17:25 Scambio di battute cruciale: «Dove hai imparato queste cose?» «Guardando Cops.» «E’ un bel programma.» Sorrido, ma se i personaggi di una fiction virile hanno imparato a essere uomini da altre fiction virili, vuol dire che la mascolinità è solo un labirinto di specchi. Il liberismo selvaggio, comunque, è il nemico ricorrente: qui la chiusura dell’industria locale, e la conseguente apertura di un casinò, ha trasformato un’intera città in una massa di disoccupati dediti al gioco d’azzardo. Purtroppo, va detto, il ciocco di legno ha poco peso nell’azione. E quando The Rock bacia la sua amichetta d’infanzia parte una cover acustica di Blue Monday.

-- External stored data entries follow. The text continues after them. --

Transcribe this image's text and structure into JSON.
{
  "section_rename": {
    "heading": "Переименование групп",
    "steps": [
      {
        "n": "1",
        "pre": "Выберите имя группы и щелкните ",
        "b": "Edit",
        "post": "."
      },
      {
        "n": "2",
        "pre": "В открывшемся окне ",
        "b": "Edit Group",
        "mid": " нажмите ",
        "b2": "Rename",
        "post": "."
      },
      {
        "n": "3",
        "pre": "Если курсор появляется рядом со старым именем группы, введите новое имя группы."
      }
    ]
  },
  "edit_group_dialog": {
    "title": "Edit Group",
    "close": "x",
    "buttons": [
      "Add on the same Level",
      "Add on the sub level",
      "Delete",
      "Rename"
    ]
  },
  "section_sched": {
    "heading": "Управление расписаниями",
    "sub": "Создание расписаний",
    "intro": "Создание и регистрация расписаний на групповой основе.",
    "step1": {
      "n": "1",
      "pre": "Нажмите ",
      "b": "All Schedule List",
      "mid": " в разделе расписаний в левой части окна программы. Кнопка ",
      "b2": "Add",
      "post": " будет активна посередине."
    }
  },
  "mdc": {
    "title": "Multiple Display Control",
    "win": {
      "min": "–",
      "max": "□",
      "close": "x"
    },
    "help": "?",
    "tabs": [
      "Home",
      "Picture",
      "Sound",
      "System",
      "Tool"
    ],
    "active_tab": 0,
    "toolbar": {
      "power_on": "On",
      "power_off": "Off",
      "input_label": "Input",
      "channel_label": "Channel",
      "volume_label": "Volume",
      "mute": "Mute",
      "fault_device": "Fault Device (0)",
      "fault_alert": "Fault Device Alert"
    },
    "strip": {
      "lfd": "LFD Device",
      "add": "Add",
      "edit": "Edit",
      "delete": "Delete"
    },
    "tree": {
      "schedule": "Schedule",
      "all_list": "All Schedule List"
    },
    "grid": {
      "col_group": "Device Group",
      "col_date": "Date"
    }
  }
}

18:06. Senza titoli di coda, A testa alta dura 70′. Sono esausta.

18:10 Esco a comprare l’Economist.

18:20 In realtà, di uomini a cui ho chiesto una definizione di “mascolinità”, ce ne sono molti di più rispetto ai tre che citavo all’inizio. E’ solo che io non ho spiegato perché gli stavo facendo quella domanda, quindi loro hanno tutti dato per scontato che fosse uno scherzo. E le loro risposte erano di due tipi: cose che hanno visto fare nei film («spaccare legna», ad esempio), e cose che non mi racconterebbero, se le facessero davvero («giocare a Call of Duty insultando le mamme degli avversari», «cercare parole sconce su Google»). Se non contiamo alcune cose dette quasi chiedendo scusa, come «avere la febbre a 37 e chiedere di poter morire da eroi sul divano». La mascolinità non è un argomento di cui si parli, quindi.

18.45 Caffè.

19.05 Aliens – Scontro finale.

19:30 Contrazioni uterine, fortissime, non provocate da nulla. E razionalmente io lo so che ho fatto la doccia ieri sera, ma i miei capelli hanno la consistenza del fango.

 

Tra le nove e le dieci di sera deve esserci stato di mezzo YouTube, e dev’essere stato orribile, se stamattina tra i video consigliati per me ho trovato uno, due e tre. (Li ho trovati.) Era comunque evidente che, dopo un breve “esperimento sociale sulla mascolinità” atrocemente malinteso, per tirarmi fuori da casa e portarmi a vedere Die Hard – Un buon giorno per morire dovevano arrivare le locuste.

Però mi sono addormentata col portatile sulla pancia e il Die Hard originale in sottofondo. E quando lui strisciava nel condotto dell’aerazione, e per farsi coraggio ripeteva «vieni in California, ci divertiremo…», ho apprezzato molto. Brav’uomo.